Timothy Nunan is a scholar of international and global history. His work focuses on the history of Russia and Eurasia–Central Asia, Iran, and Afghanistan–in an international context. He has received language and thematic training in both European, Russian, and Eurasian history; material and intellectual encounters across this space form one of his main areas of interest and expertise.
Timothy received his intellectual training to this point at Princeton (A.B., 2008), the Georg-August-Universität Göttingen and the Humboldt-Universität zu Berlin, where he was a Fulbright Scholar from 2008-2009, and Corpus Christi College of the University of Oxford (M.Phil., 2011), where he was a Rhodes Scholar. After receiving a D.Phil. in History at Oxford, he began as a Harvard Academy Scholar at the Harvard Academy for International and Area Studies.
While at Harvard in 2013-2014, he re-wrote his dissertation into an academic monograph, entitled Humanitarian Invasion: Global Development in Cold War Afghanistan. The book examines the history of international development and humanitarianism in Afghanistan from roughly the beginning of the Cold War through to the rise of the Taliban. Based on archival research in several languages and dozens of interviews, Humanitarian Invasion follows the American hydrologists, German foresters, Soviet gas engineers, French doctors, and Swedish NGO activists who contested the transformation of the Afghan state from the mid-1950s to the early 1990s.
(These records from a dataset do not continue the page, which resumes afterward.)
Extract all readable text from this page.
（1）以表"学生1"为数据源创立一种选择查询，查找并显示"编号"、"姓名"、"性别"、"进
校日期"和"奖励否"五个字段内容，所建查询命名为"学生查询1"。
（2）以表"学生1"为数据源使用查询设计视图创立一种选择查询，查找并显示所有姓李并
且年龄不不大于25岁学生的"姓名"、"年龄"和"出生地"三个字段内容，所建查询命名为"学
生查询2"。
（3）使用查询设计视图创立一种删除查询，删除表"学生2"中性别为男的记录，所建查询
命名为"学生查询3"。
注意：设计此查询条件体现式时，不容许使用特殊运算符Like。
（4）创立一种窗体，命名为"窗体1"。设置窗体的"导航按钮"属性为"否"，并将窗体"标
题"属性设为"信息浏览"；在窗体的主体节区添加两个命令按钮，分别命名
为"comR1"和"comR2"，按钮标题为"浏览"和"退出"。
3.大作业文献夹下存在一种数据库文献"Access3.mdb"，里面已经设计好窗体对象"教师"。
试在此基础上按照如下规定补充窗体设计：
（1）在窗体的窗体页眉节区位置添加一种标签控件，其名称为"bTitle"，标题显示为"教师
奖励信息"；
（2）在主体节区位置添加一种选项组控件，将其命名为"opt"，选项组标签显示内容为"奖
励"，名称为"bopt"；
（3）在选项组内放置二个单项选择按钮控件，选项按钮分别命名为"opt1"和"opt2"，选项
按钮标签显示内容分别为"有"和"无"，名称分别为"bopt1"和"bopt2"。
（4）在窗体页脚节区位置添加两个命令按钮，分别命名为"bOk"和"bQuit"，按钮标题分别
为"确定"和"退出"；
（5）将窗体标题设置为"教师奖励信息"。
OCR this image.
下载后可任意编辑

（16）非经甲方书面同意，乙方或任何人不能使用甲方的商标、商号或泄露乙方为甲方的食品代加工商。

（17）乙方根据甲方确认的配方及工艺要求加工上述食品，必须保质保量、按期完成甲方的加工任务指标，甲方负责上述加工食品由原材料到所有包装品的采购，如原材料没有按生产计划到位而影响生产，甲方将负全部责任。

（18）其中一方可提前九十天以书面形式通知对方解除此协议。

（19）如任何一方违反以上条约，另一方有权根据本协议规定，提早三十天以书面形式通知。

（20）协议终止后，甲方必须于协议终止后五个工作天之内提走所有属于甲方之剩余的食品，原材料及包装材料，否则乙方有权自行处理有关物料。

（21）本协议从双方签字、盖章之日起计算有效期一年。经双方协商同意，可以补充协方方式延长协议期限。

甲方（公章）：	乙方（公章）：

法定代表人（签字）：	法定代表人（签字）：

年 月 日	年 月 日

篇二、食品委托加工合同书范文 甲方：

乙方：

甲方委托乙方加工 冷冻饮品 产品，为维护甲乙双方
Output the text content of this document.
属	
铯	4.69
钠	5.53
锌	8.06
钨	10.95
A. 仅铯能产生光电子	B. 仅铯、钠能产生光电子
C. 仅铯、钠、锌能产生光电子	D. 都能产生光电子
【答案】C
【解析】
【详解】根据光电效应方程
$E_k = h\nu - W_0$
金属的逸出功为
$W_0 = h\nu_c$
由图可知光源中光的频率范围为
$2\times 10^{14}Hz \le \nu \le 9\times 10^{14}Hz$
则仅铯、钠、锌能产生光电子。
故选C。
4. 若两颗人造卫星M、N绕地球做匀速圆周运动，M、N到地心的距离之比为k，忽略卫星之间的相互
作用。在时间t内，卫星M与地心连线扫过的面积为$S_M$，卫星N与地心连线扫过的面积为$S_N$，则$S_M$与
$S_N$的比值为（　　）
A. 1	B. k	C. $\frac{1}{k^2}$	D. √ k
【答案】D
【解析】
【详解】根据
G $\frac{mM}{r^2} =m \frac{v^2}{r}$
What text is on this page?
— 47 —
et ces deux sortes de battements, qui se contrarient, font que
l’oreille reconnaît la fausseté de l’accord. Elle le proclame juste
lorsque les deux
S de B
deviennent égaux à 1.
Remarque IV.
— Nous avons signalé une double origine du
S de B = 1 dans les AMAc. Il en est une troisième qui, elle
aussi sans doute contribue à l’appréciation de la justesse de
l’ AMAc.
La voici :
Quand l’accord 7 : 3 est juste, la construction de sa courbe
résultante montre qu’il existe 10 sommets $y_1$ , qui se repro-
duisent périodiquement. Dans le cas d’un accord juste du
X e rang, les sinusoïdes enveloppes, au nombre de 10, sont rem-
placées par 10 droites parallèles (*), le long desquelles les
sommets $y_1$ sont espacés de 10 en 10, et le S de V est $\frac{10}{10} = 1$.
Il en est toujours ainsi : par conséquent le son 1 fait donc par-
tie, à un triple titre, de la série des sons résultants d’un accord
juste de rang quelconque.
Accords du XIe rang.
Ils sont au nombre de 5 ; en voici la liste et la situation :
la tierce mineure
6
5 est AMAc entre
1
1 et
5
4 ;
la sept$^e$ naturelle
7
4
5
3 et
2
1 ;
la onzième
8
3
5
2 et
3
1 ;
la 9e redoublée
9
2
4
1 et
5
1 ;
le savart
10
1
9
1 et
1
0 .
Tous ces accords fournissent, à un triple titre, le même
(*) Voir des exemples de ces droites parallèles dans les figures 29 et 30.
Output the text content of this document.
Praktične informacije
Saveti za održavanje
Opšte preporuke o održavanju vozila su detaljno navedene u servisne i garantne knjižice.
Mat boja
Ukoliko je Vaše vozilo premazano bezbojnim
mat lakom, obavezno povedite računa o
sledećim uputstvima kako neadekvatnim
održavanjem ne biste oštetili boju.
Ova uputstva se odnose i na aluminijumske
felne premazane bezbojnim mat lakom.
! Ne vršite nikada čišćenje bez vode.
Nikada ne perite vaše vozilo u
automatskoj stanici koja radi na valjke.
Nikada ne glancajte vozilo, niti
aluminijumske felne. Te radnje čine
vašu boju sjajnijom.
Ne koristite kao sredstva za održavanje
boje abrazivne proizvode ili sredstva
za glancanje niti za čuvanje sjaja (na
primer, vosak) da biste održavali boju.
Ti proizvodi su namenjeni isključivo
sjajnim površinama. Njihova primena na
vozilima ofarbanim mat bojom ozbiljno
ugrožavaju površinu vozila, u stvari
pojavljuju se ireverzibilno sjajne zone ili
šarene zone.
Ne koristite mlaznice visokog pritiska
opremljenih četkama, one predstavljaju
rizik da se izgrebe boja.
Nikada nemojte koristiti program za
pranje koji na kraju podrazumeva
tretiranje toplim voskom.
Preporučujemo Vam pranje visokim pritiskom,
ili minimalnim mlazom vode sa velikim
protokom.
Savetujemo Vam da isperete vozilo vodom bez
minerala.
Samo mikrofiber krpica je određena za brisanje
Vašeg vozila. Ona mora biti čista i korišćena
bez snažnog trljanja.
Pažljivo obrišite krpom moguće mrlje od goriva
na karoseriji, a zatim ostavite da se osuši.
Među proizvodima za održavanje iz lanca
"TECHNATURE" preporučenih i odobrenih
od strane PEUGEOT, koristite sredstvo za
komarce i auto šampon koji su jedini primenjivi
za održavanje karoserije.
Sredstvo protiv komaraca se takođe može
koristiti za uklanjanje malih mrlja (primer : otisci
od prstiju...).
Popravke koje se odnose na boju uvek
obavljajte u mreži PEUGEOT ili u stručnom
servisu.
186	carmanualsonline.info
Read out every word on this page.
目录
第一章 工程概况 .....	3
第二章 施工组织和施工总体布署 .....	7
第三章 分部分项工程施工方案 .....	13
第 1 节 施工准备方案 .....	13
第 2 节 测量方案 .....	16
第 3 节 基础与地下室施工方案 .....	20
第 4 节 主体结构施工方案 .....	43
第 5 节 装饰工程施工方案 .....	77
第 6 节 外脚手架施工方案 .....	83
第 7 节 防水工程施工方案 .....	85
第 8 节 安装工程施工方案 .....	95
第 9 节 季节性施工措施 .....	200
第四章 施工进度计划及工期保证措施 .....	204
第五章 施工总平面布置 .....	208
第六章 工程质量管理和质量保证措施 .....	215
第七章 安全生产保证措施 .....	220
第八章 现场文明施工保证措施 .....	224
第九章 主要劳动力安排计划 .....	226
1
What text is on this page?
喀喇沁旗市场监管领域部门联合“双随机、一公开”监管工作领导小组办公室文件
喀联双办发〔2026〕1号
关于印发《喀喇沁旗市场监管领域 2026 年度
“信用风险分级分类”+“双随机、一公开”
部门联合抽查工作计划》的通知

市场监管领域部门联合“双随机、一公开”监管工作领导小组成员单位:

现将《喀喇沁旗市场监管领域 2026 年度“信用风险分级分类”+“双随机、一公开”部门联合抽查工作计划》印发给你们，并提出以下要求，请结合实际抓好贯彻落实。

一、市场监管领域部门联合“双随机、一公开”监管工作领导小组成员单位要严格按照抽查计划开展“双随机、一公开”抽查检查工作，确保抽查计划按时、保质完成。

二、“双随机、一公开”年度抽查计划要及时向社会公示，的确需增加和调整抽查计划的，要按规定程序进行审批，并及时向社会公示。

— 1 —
The book seeks, in other words, to write the global history of development and humanitarianism through the prisms of the Soviet Union & Central Asia. Humanitarian Invasion is forthcoming as a monograph in the Global and International History Series of Cambridge University Press, edited by Erez Manela, John McNeill, and Aviel Roshwald.
During the 2014-2015 academic year, Timothy is a visiting scholar at the Zentralasien-Seminar of the Humboldt-Universität zu Berlin. There, with the support of a fellowship from the Alexander von Humboldt Foundation, he is conducting research for a second book project titled Eurasian Crossings: The Soviet Union, the Left, and ‘Eurasia’ in the Twentieth Century. Today, observers may be likely to associate the region imprecisely defined as “Eurasia” – roughly, the former Soviet Union plus its Turkey, Iran, and Afghanistan – more with religious fundamentalism, messianic foreign policy, and anti-Westernism than they are with socialism. Yet for much of the twentieth century, the region’s future seemed to tilt towards the Left. Iran once boasted one of the largest Communist Parties anywhere outside of Europe, while Afghanistan, disastrously, underwent one of the few socialist revolutions in the Muslim World. Since the 1980s, however, revisionists opposed to the Left in all of these countries staged a surprising comeback using discourses of civilizational clashes and authenticity. Eurasian Crossings seeks to reconstruct the processes binding the fall of the Left with the rise of a counter-discourse of identitarianism in the region, situating the story both within the regional context as well as in global contexts of the shifting meaning of the Left and nationalism in an era of decolonization. In 2015-2016, he will return to Harvard to resume the second year of his fellowship at the Harvard Academy.
In addition to working on these projects at the intersection of area studies and global history, Timothy also has a strong interest in the history of international thought. While supported by the Fulbright Scholarship in 2008-2009, he completed translations of several of Carl Schmitt’s most important inter-war works on war and international order. A collection of these works–complete with a critical introduction to Schmitt’s inter-war writings and an extensive scholarly apparatus–was published by Polity Press in 2011 as Writings on War.
Beyond his primary academic activities, Timothy is the Executive Director of the Toynbee Prize Foundation, where he runs the Global History Forum, interviewing other historians on global and international history.